In this letter newly minted Supreme Court Justice Felix Frankfurter sends a letter to Dr. Samuel F. Block, a former student of his at Harvard Law School, thanking him for "so much encouragement for the tasks ahead." This was surely one of the first letters Frankfurter sent out on personalized Supreme Court stationary for he took the oath of office January 30, 1939 and this letter was penned a mere two weeks later on February 14, 1939.

Frankfurter, a founding member of the ACLU and defender of Sacco and Vanzetti, was nominated by President Franklin Roosevelt on January 5, 1939 and quickly approved by the Senate on January 17, 1939. Current Senate Judiciary Committee Chairman Arlen Specter takes more time than that just to set a hearing schedule on Court nominees.

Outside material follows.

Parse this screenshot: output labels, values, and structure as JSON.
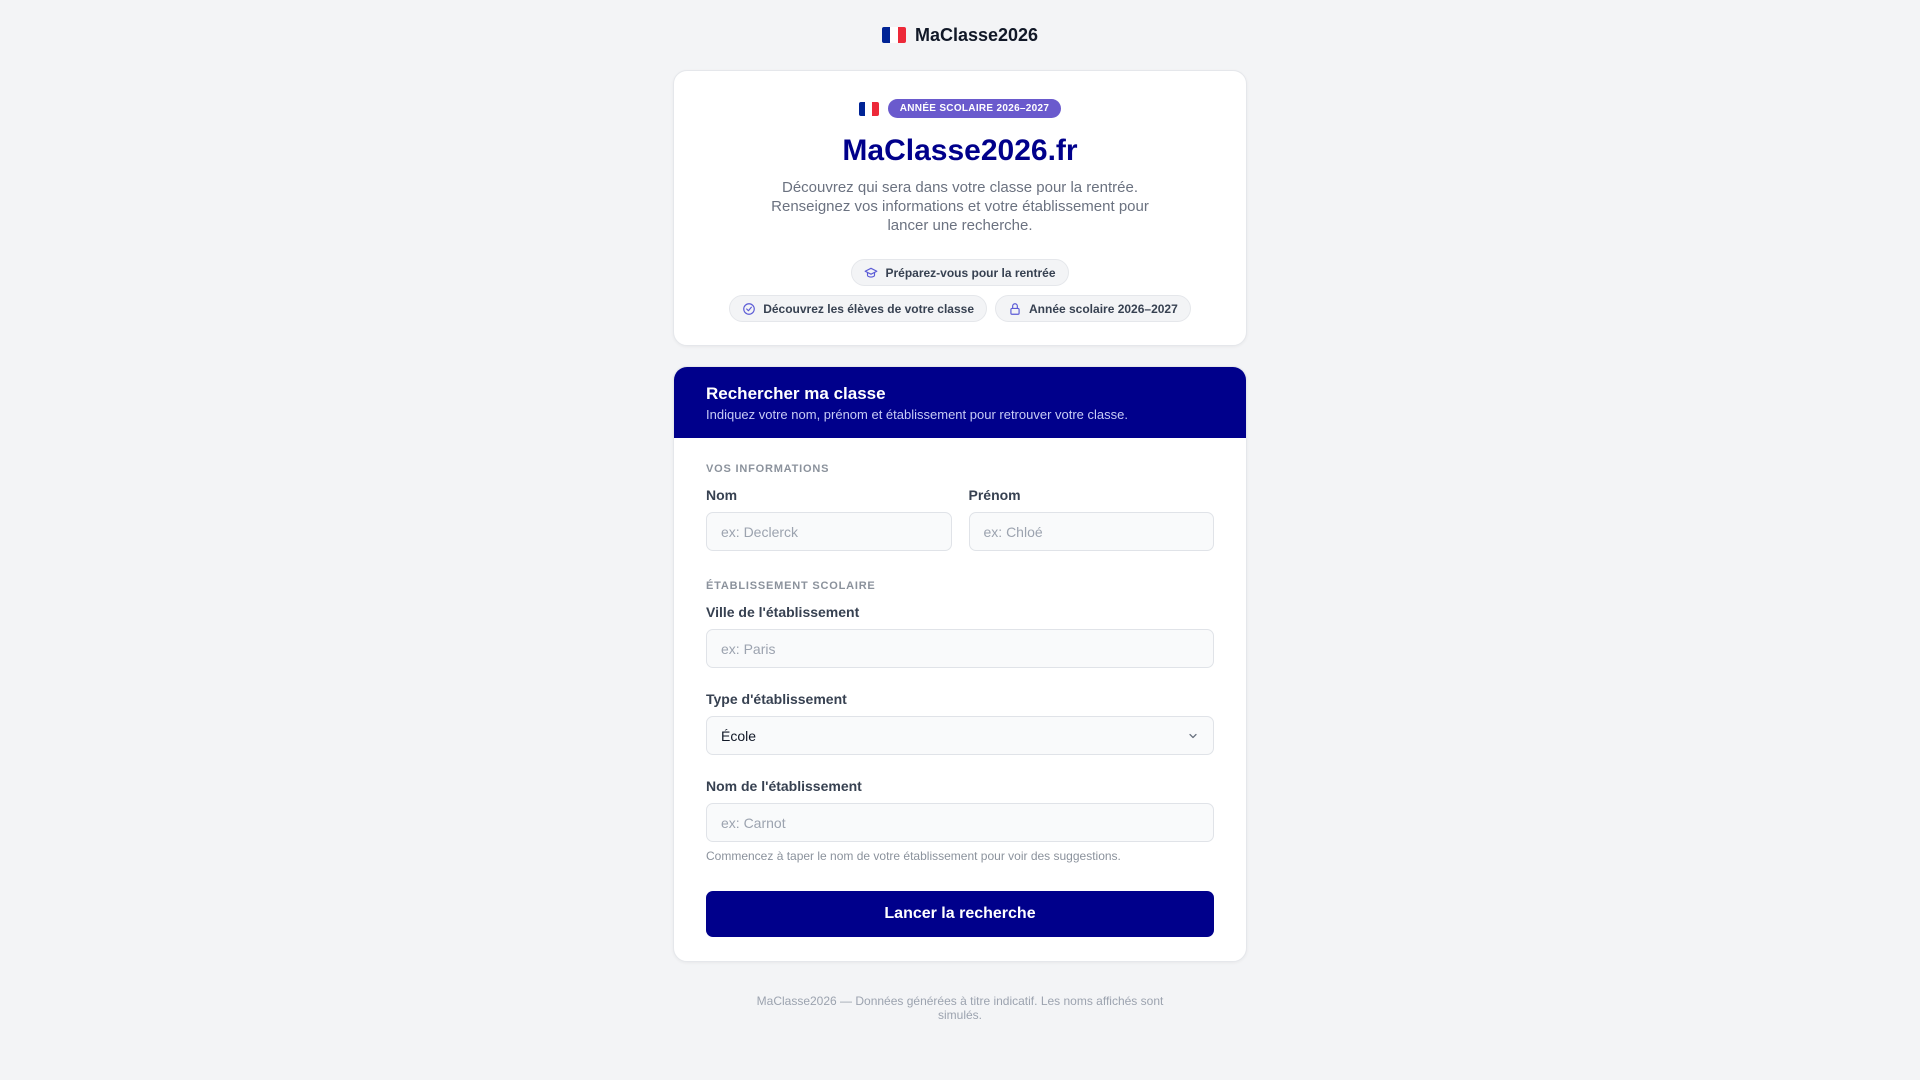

While a renowned liberal, Frankfurter showed tremendous restraint and intellectual integrity by not legislating his own personal views from the bench. He became the court's most outspoken advocate of judicial restraint, the view that courts should not interpret the Constitution in such a way as to impose sharp limits upon the authority of the legislative and executive branches without clear language in the Constitution requiring such action. As we have seen with many justices since Frankfurter, the temptation to "interpret" the Constitution as upholding a justice's own political and social views is a temptation too hard for most to resist. Thus Frankfurter dissented from many of the Warren Court's decisions which manufactured a new constitutional jurisprudence not anchored in the words of the Constitution. That Frankfurter would have an historic feud with Warren Court liberal stalwart Justice William O. Douglas, he of the constitutional penumbras and emanations, was only proper.

Besides being a letter very early in Justice Frankfurter's storied Supreme Court career, before he had written any decisions, it is also notable for its association with one of Frankfurter's well reported traits, his kind treatment of his former students. Throughout his long legal career he worked assiduously to place his former students and colleagues in prominent legal and government positions. Frankfurter networked long and hard before it was called that and in the process helped both himself and the American government he loved.

A nice letter with a little age toning and a very clear signature at the very start of Frankfurter's distinguished Supreme Court service that recalls his traits as a good friend and mentor.